1. Maintain Patient Room Cleanliness
HAIs breed and spread in unclean environments, so keeping patient rooms clean is vital. Environmental services staff should assess rooms and remove obstacles that could impede safe cleaning. Patient rooms should be cleaned using a systematic approach to ensure consistency. Moving from cleaner, rarely-touched surfaces to dirtier ones touched frequently reduces dirt and microorganism spread. Moving from the top of the room to the bottom ensures that clean areas aren’t contaminated by those above.
2. Practice Proper Hand Hygiene
As 80% of all infections are spread by hands, all people who interact with patients must maintain proper hand hygiene to prevent passing HAIs. Clinical and nonclinical associates should clean their hands with sanitizer or soap and water when entering and exiting patient rooms. They may also clean their hands throughout the day to ensure their hands stay free of contaminants.
3. Develop Optimized Discharge Process
Specialized patient transporters trained in safely moving patients can reduce risks to patients moving throughout the hospital. As soon as a patient is discharged, a transporter can transport them to the hospital exit. This approach cuts the time recovered patients spend in the hospital without specialized care.
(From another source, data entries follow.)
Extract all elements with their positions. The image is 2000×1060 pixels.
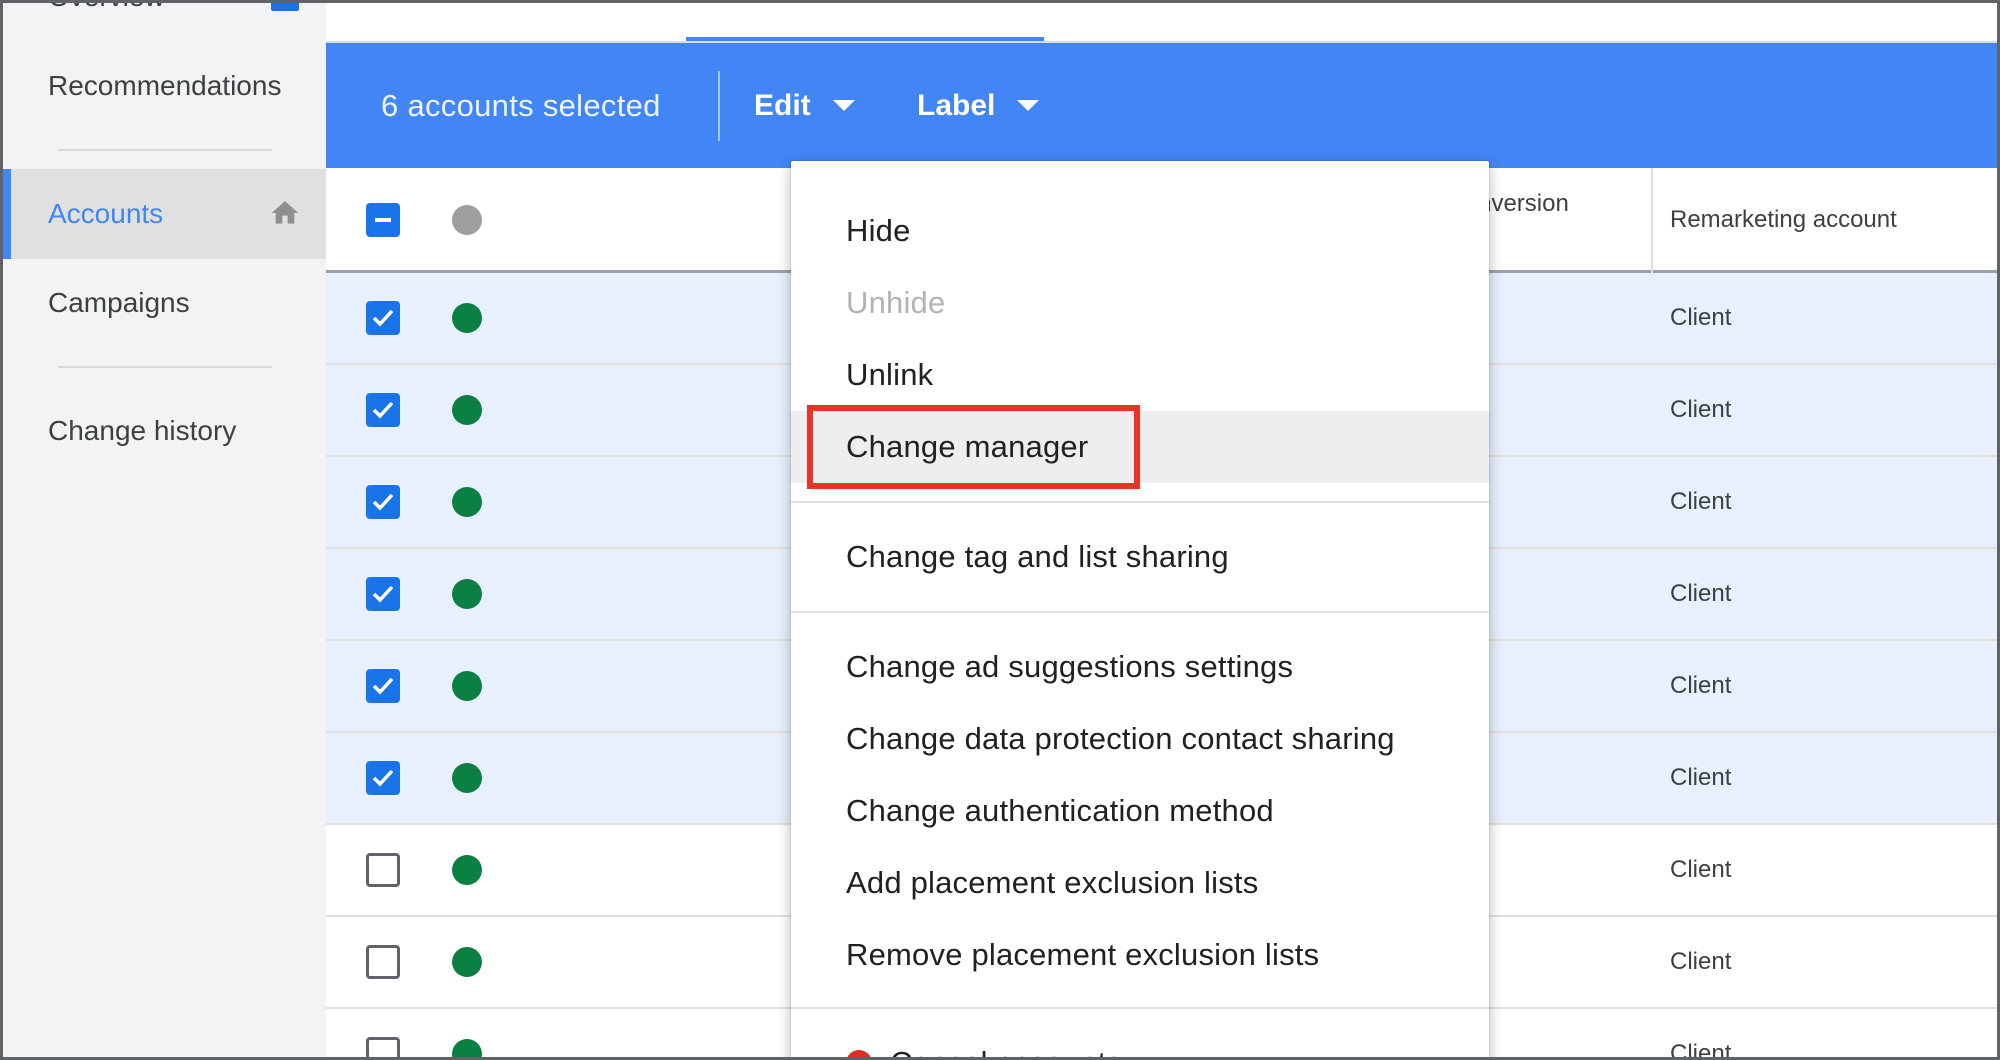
column-header-remarketing-account[interactable]: Remarketing account <box>1670 168 1970 270</box>
cell-remarketing-account: Client <box>1670 764 1732 791</box>
home-icon <box>271 201 299 224</box>
menu-item-remove-placement-exclusions[interactable]: Remove placement exclusion lists <box>791 919 1489 991</box>
menu-item-change-data-protection[interactable]: Change data protection contact sharing <box>791 703 1489 775</box>
app-window: Overview Recommendations Accounts Campai… <box>0 0 2000 1060</box>
select-all-checkbox[interactable] <box>366 203 400 237</box>
menu-divider <box>791 1007 1489 1009</box>
status-column-icon <box>452 205 482 235</box>
edit-button-label: Edit <box>754 88 811 122</box>
row-checkbox[interactable] <box>366 669 400 703</box>
label-menu-button[interactable]: Label <box>917 43 1040 168</box>
row-checkbox[interactable] <box>366 301 400 335</box>
action-bar-divider <box>718 71 720 141</box>
status-enabled-icon <box>452 1039 482 1057</box>
status-enabled-icon <box>452 579 482 609</box>
status-enabled-icon <box>452 855 482 885</box>
status-enabled-icon <box>452 671 482 701</box>
cell-remarketing-account: Client <box>1670 304 1732 331</box>
sidebar-divider <box>58 149 272 151</box>
cell-remarketing-account: Client <box>1670 488 1732 515</box>
sidebar-item-label: Change history <box>48 415 237 446</box>
row-checkbox[interactable] <box>366 577 400 611</box>
cell-remarketing-account: Client <box>1670 672 1732 699</box>
status-enabled-icon <box>452 487 482 517</box>
sidebar-item-change-history[interactable]: Change history <box>3 386 326 476</box>
status-enabled-icon <box>452 763 482 793</box>
menu-item-unlink[interactable]: Unlink <box>791 339 1489 411</box>
row-checkbox[interactable] <box>366 945 400 979</box>
cell-remarketing-account: Client <box>1670 948 1732 975</box>
check-icon <box>372 309 394 327</box>
menu-item-label: Cancel accounts <box>890 1045 1122 1057</box>
cell-remarketing-account: Client <box>1670 856 1732 883</box>
menu-divider <box>791 501 1489 503</box>
edit-menu-button[interactable]: Edit <box>754 43 855 168</box>
sidebar-item-label: Campaigns <box>48 287 190 318</box>
menu-divider <box>791 611 1489 613</box>
status-enabled-icon <box>452 303 482 333</box>
check-icon <box>372 585 394 603</box>
selection-action-bar: 6 accounts selected Edit Label <box>326 43 1997 168</box>
menu-item-change-tag-list-sharing[interactable]: Change tag and list sharing <box>791 521 1489 593</box>
sidebar-item-label: Recommendations <box>48 70 282 101</box>
selection-count: 6 accounts selected <box>381 87 661 123</box>
main-content: 6 accounts selected Edit Label Google <box>326 3 1997 1060</box>
cancel-icon <box>846 1050 872 1057</box>
menu-item-change-ad-suggestions[interactable]: Change ad suggestions settings <box>791 631 1489 703</box>
row-checkbox[interactable] <box>366 485 400 519</box>
sidebar-item-campaigns[interactable]: Campaigns <box>3 258 326 348</box>
sidebar-divider <box>58 366 272 368</box>
edit-dropdown-menu: Hide Unhide Unlink Change manager Change… <box>791 161 1489 1057</box>
status-enabled-icon <box>452 947 482 977</box>
sidebar-item-recommendations[interactable]: Recommendations <box>3 41 326 131</box>
status-enabled-icon <box>452 395 482 425</box>
menu-item-add-placement-exclusions[interactable]: Add placement exclusion lists <box>791 847 1489 919</box>
cell-remarketing-account: Client <box>1670 1040 1732 1060</box>
indeterminate-icon <box>375 218 391 222</box>
check-icon <box>372 401 394 419</box>
check-icon <box>372 493 394 511</box>
row-checkbox[interactable] <box>366 1037 400 1057</box>
sidebar-item-label: Accounts <box>48 198 164 229</box>
menu-item-change-authentication[interactable]: Change authentication method <box>791 775 1489 847</box>
row-checkbox[interactable] <box>366 853 400 887</box>
chevron-down-icon <box>832 100 855 111</box>
check-icon <box>372 677 394 695</box>
cell-remarketing-account: Client <box>1670 580 1732 607</box>
cell-remarketing-account: Client <box>1670 396 1732 423</box>
menu-item-unhide: Unhide <box>846 285 946 320</box>
menu-item-change-manager[interactable]: Change manager <box>791 411 1489 483</box>
label-button-label: Label <box>917 88 996 122</box>
sidebar-item-overview-partial[interactable]: Overview <box>48 3 165 13</box>
menu-item-cancel-accounts[interactable]: Cancel accounts <box>791 1027 1489 1057</box>
overview-icon <box>271 3 299 11</box>
sidebar-item-accounts[interactable]: Accounts <box>3 169 326 259</box>
check-icon <box>372 769 394 787</box>
row-checkbox[interactable] <box>366 761 400 795</box>
menu-item-hide[interactable]: Hide <box>791 195 1489 267</box>
sidebar: Overview Recommendations Accounts Campai… <box>3 3 326 1057</box>
chevron-down-icon <box>1017 100 1040 111</box>
row-checkbox[interactable] <box>366 393 400 427</box>
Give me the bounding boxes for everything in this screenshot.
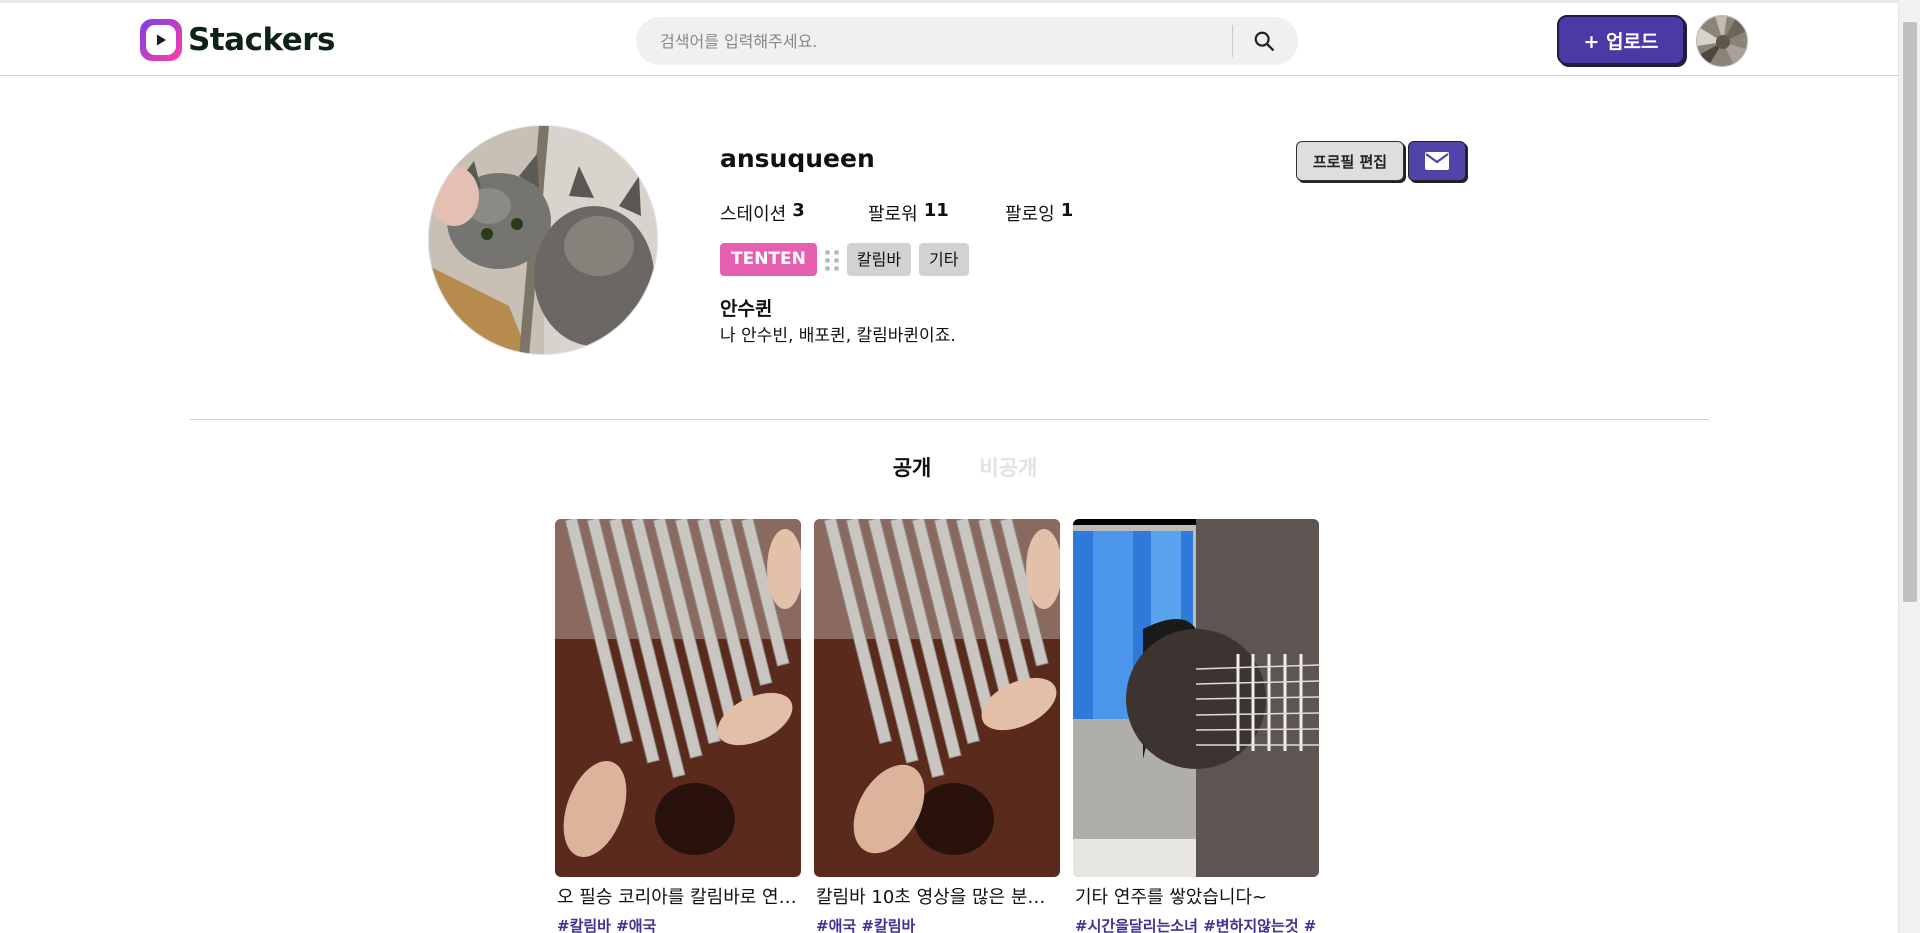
tag-item: 기타	[919, 243, 969, 276]
profile-username: ansuqueen	[720, 144, 875, 173]
search-input[interactable]	[660, 17, 1240, 65]
search-icon	[1254, 31, 1274, 51]
stat-label: 팔로잉	[1005, 204, 1055, 225]
video-thumbnail[interactable]	[1073, 519, 1319, 877]
video-card[interactable]: 칼림바 10초 영상을 많은 분들이 좋아해주셔서 #애국 #칼림바	[814, 519, 1060, 933]
page: Stackers + 업로드	[0, 0, 1920, 933]
tag-item: 칼림바	[846, 243, 912, 276]
video-title[interactable]: 오 필승 코리아를 칼림바로 연주해봤어요	[555, 883, 801, 909]
avatar-image	[1697, 16, 1747, 66]
stat-stations[interactable]: 스테이션 3	[720, 200, 868, 226]
profile-avatar	[428, 125, 658, 355]
stat-label: 스테이션	[720, 204, 787, 225]
stat-label: 팔로워	[868, 204, 918, 225]
video-card[interactable]: 기타 연주를 쌓았습니다~ #시간을달리는소녀 #변하지않는것 #	[1073, 519, 1319, 933]
video-card[interactable]: 오 필승 코리아를 칼림바로 연주해봤어요 #칼림바 #애국	[555, 519, 801, 933]
search-divider	[1232, 25, 1233, 57]
vertical-scrollbar[interactable]	[1898, 0, 1920, 933]
visibility-tabs: 공개 비공개	[0, 452, 1898, 482]
video-thumbnail[interactable]	[814, 519, 1060, 877]
profile-bio: 나 안수빈, 배포퀸, 칼림바퀸이죠.	[720, 326, 956, 346]
video-title[interactable]: 칼림바 10초 영상을 많은 분들이 좋아해주셔서	[814, 883, 1060, 909]
video-hashtags[interactable]: #시간을달리는소녀 #변하지않는것 #	[1073, 915, 1319, 933]
search-bar	[636, 17, 1298, 65]
stat-value: 3	[792, 200, 805, 221]
tab-public[interactable]: 공개	[893, 452, 932, 482]
stat-following[interactable]: 팔로잉 1	[1005, 200, 1073, 226]
video-title[interactable]: 기타 연주를 쌓았습니다~	[1073, 883, 1319, 909]
header: Stackers + 업로드	[0, 3, 1898, 76]
drag-handle-icon[interactable]	[824, 249, 839, 271]
profile-photo	[429, 126, 657, 354]
upload-button[interactable]: + 업로드	[1557, 15, 1685, 65]
section-divider	[190, 419, 1709, 420]
tab-private[interactable]: 비공개	[979, 452, 1037, 482]
search-button[interactable]	[1246, 25, 1282, 57]
stat-value: 11	[923, 200, 949, 221]
stat-value: 1	[1060, 200, 1074, 221]
mail-icon	[1425, 152, 1449, 170]
message-button[interactable]	[1408, 141, 1466, 181]
video-thumbnail[interactable]	[555, 519, 801, 877]
profile-stats: 스테이션 3 팔로워 11 팔로잉 1	[720, 200, 1073, 226]
play-logo-icon	[140, 19, 182, 61]
stat-followers[interactable]: 팔로워 11	[868, 200, 1005, 226]
logo-text: Stackers	[188, 22, 336, 58]
scrollbar-thumb[interactable]	[1903, 22, 1917, 602]
edit-profile-button[interactable]: 프로필 편집	[1296, 141, 1404, 181]
video-hashtags[interactable]: #애국 #칼림바	[814, 915, 1060, 933]
user-avatar[interactable]	[1696, 15, 1748, 67]
video-hashtags[interactable]: #칼림바 #애국	[555, 915, 801, 933]
tag-primary: TENTEN	[720, 243, 817, 276]
logo[interactable]: Stackers	[140, 19, 336, 61]
profile-display-name: 안수퀸	[720, 298, 773, 320]
profile-tags: TENTEN 칼림바 기타	[720, 243, 969, 276]
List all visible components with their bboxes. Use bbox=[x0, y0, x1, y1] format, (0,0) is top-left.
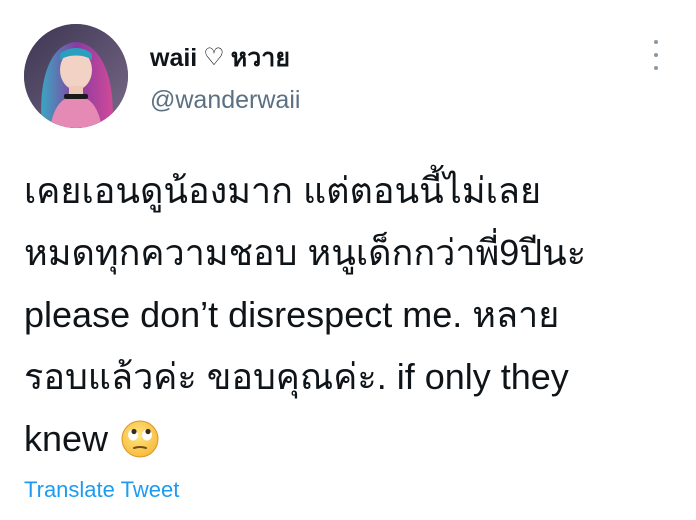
profile-photo-icon bbox=[24, 24, 128, 128]
vertical-dots-icon-dot-3 bbox=[654, 66, 658, 70]
tweet-text-line: please don’t disrespect me. หลาย bbox=[24, 294, 560, 335]
avatar[interactable] bbox=[24, 24, 128, 128]
heart-icon: ♡ bbox=[203, 44, 225, 71]
author-name-row[interactable]: waii ♡ หวาย bbox=[150, 38, 290, 78]
more-options-button[interactable] bbox=[646, 40, 666, 70]
tweet-text-last-line: knew bbox=[24, 408, 674, 478]
tweet-card: waii ♡ หวาย @wanderwaii เคยเอนดูน้องมาก … bbox=[0, 0, 696, 520]
tweet-text-line: knew bbox=[24, 418, 109, 459]
author-display-name: waii bbox=[150, 43, 198, 72]
vertical-dots-icon-dot-2 bbox=[654, 53, 658, 57]
vertical-dots-icon bbox=[654, 40, 658, 44]
tweet-text: เคยเอนดูน้องมาก แต่ตอนนี้ไม่เลย หมดทุกคว… bbox=[24, 160, 674, 478]
tweet-text-line: เคยเอนดูน้องมาก แต่ตอนนี้ไม่เลย bbox=[24, 170, 542, 211]
translate-tweet-link[interactable]: Translate Tweet bbox=[24, 477, 179, 503]
face-with-rolling-eyes-icon bbox=[120, 416, 160, 478]
author-thai-name: หวาย bbox=[230, 44, 290, 72]
author-handle[interactable]: @wanderwaii bbox=[150, 86, 300, 115]
tweet-text-line: หมดทุกความชอบ หนูเด็กกว่าพี่9ปีนะ bbox=[24, 232, 587, 273]
tweet-text-line: รอบแล้วค่ะ ขอบคุณค่ะ. if only they bbox=[24, 356, 569, 397]
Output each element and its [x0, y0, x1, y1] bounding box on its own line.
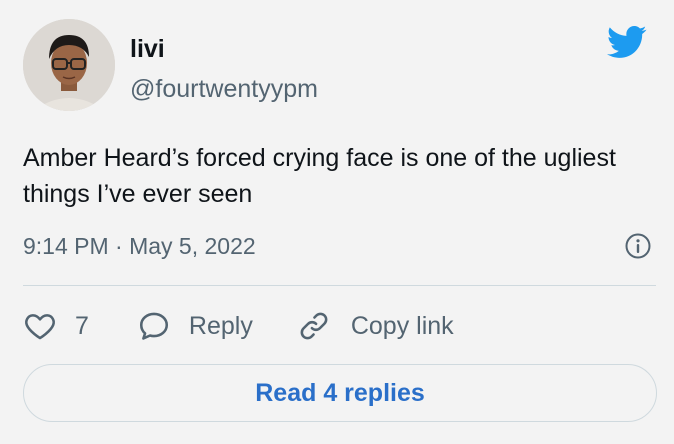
divider	[23, 285, 656, 286]
reply-label: Reply	[188, 311, 253, 340]
info-icon[interactable]	[624, 232, 652, 260]
tweet-text: Amber Heard’s forced crying face is one …	[23, 144, 616, 208]
copy-link-button[interactable]: Copy link	[297, 309, 454, 343]
heart-icon	[23, 309, 57, 343]
avatar[interactable]	[23, 19, 115, 111]
speech-bubble-icon	[137, 309, 171, 343]
author-name[interactable]: livi	[130, 34, 165, 64]
twitter-bird-icon[interactable]	[604, 22, 650, 62]
like-button[interactable]: 7	[23, 309, 137, 343]
tweet-card: livi @fourtwentyypm Amber Heard’s forced…	[0, 0, 674, 444]
tweet-timestamp[interactable]: 9:14 PM · May 5, 2022	[23, 232, 256, 260]
action-bar: 7 Reply Copy link	[23, 307, 454, 345]
link-icon	[297, 309, 331, 343]
copy-link-label: Copy link	[350, 311, 454, 340]
avatar-image	[23, 19, 115, 111]
like-count: 7	[75, 311, 89, 340]
author-handle[interactable]: @fourtwentyypm	[130, 74, 318, 104]
read-replies-button[interactable]: Read 4 replies	[23, 364, 657, 422]
reply-button[interactable]: Reply	[137, 309, 297, 343]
Collaboration between these patient transporters and environmental services can further standardize and improve the discharge process. On discharging the patient, the transporter can quickly alert environmental services that the room is ready for cleaning. Environmental services can act more quickly so rooms don’t sit vacant and dirty for too long. Minimizing cleaning delays reduces the risk of bacteria and viruses growing in the hospital and putting other patients at risk.
4. Keep High-Risk Patients Safer With Trained Sitters
Some patients, such as behavioral health or fall risk patients, are at higher risk of harm than others. Trained patient sitters can ensure patients are kept safe by providing dedicated care and preventing patient falls. They reduce the burden on nurses by allowing nurses to focus on other tasks. Having a patient sitter makes patients feel more comfortable and supported during their hospital stays. Adventist Health Bakersfield, who uses patient sitters from Crothall Healthcare, has not recorded any significant falls while team members were present since introducing sitters in 2019.
5. Apply UV-C Technology Creatively
UV-C technology can inactivate stubborn pathogens that can cause dangerous diseases. Utilizing UV-C devices can make high-risk rooms, such as bathrooms, much cleaner. Many hospitals achieve better consumer assessment scores after introducing UV-C devices.
Hospitals must provide a safe environment so focusing on cleanliness, optimizing the discharge process, and making use of cutting-edge technology, will allow healthcare facilities to substantially improve patient safety.